Paris: „Das Rheingold“, Richard Wagner (zweite Besprechung)

Zaghafter Beginn des neuen Pariser „Ring“

Das mit Spannung erwartete „Rheingold“ in der Neuinszenierung von Calixto Bieito als Vorabend des neuen „Ring des Nibelungen“ von Richard Wagner an der Opéra de Bastille Paris geriet einigermaßen enttäuschend. Vielleicht hatte man zu viel erwartet, denn das ursprüngliche Enfant terrible Bieito erweist sich mittlerweile doch als recht zahnloser Visionär. Selten sah man das Erste Bild im Rhein von größerer Langeweile, zumindest, was die Personenregie angeht. Ein wabernder, Wasserbewegungen andeutender Vorhang im Bühnenbild von Rebecca Ringst, unter dem die fast bewegungslosen Rheintöchter in türkisen Tauchanzügen mit Sauerstoffflaschen hervorkommen und sich weitgehend bewegungslos vom heftig verkabelten bedauernswerten Alberich hier und da mal am Zeug flicken lassen. Am Ende seiner Demütigungen durch die Taucherinnen, die ihm gemeinerweise noch die Stirn aufritzen, weint er bitterlich.

© Herwig Prammer

Dass er den im Moment seines Fluches über die Liebe herabfallenden Vorhang wie ein Bühnenarbeiter aufraffen und umständlich zur Seite entsorgen muss – dieser ist wohl das Rheingold, obwohl weiß – ist an Banalität und Phantasielosigkeit nicht zu überbieten. Das macht man normalerweise schnell aus dem Seiten-Off. Dabei war in einem riesigen grauen metallenen Kubus mit unzähligen Löchern hinter dem Vorhang zuvor das Gold geheimnisvoll leuchtend zu erkennen wie auch interessante Einblicke in die Gänge und Zimmer von Walhall. Denn das sollte er dann darstellen, wie das Zweite Bild offenbarte. Die Lichtarbeit von Michael Bauer und die Videos von Sarah Derendinger mit den schimmernden und leicht mysteriösen Videos auf dem Vorhang waren also attraktiv und ließen auf Tiefgründigeres hoffen – immerhin führte ja Calixto Bieito Regie!

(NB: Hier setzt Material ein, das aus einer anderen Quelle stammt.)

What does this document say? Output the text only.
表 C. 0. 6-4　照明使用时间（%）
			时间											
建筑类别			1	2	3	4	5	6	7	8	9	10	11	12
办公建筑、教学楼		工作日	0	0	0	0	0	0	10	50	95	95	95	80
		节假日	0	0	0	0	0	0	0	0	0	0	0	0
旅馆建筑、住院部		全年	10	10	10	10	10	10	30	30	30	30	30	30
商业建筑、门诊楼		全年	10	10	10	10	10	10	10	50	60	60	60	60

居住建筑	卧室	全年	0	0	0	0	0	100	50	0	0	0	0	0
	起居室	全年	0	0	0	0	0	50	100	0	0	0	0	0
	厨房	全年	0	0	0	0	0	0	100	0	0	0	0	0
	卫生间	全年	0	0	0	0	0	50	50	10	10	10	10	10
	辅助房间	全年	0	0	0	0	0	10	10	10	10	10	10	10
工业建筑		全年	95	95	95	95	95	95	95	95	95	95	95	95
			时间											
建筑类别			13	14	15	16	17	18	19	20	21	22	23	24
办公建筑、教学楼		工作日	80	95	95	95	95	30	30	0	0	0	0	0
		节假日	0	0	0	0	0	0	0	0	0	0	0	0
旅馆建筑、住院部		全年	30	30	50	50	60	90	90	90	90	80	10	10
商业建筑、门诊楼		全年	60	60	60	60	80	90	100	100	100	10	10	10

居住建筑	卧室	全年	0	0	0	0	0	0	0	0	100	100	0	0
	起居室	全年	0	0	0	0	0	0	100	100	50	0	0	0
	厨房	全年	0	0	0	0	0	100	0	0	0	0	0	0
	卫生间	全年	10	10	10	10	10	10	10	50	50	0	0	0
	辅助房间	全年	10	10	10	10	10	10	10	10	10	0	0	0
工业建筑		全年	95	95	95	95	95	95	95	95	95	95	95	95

Die „Götter“, Menschen unserer Tage mit einem „Feuergott“ Loge, der aussah wie ein LKW-Fahrer mit Baseballkappe ganz in Schwarz, leben nebeneinanderher und lassen die Äpfel rollen wie im letzten Pariser „Ring“ Günther Krämer die Orangen. Der viel zu alt wirkende Wotan Iain Paterson ganz in Schwarz liefert sich mit der attraktiven und viel jüngeren Fricka von Ève-Maud Hubeaux auf dem schwarzen ledernen Canapé Szenen einer Ehe à la Ingmar Bergmann, sogar physisch. Fafner von Mika Kares sieht aus wie ein texanischer Farmer mit Cowboy-Hut und der viel kleinere Fasolt von Kwangchul Youn wie ein Versicherungsberater mit Krawatte. Das wallende Kostüm von Fricka ist hingegen ein absoluter Hingucker. Froh sieht aus wie ein Ersatz-Jesus aus „Ben Hur“ und Donner wie ein Baseball-Spieler. Freia kommt in einer Öljacke daher wie Senta aus dem „Fliegenden Holländer“, bekanntlich immerhin auch von Wagner. Die Kostüme von Ingo Krügler sind also völlig uneinheitlich, zum Teil ansehnlich, zum anderen Teil abstoßend wie das von Mime, der als ultimativer Spießer in kurzer Turnhose, Unterhemd und alten Socken daherkommt.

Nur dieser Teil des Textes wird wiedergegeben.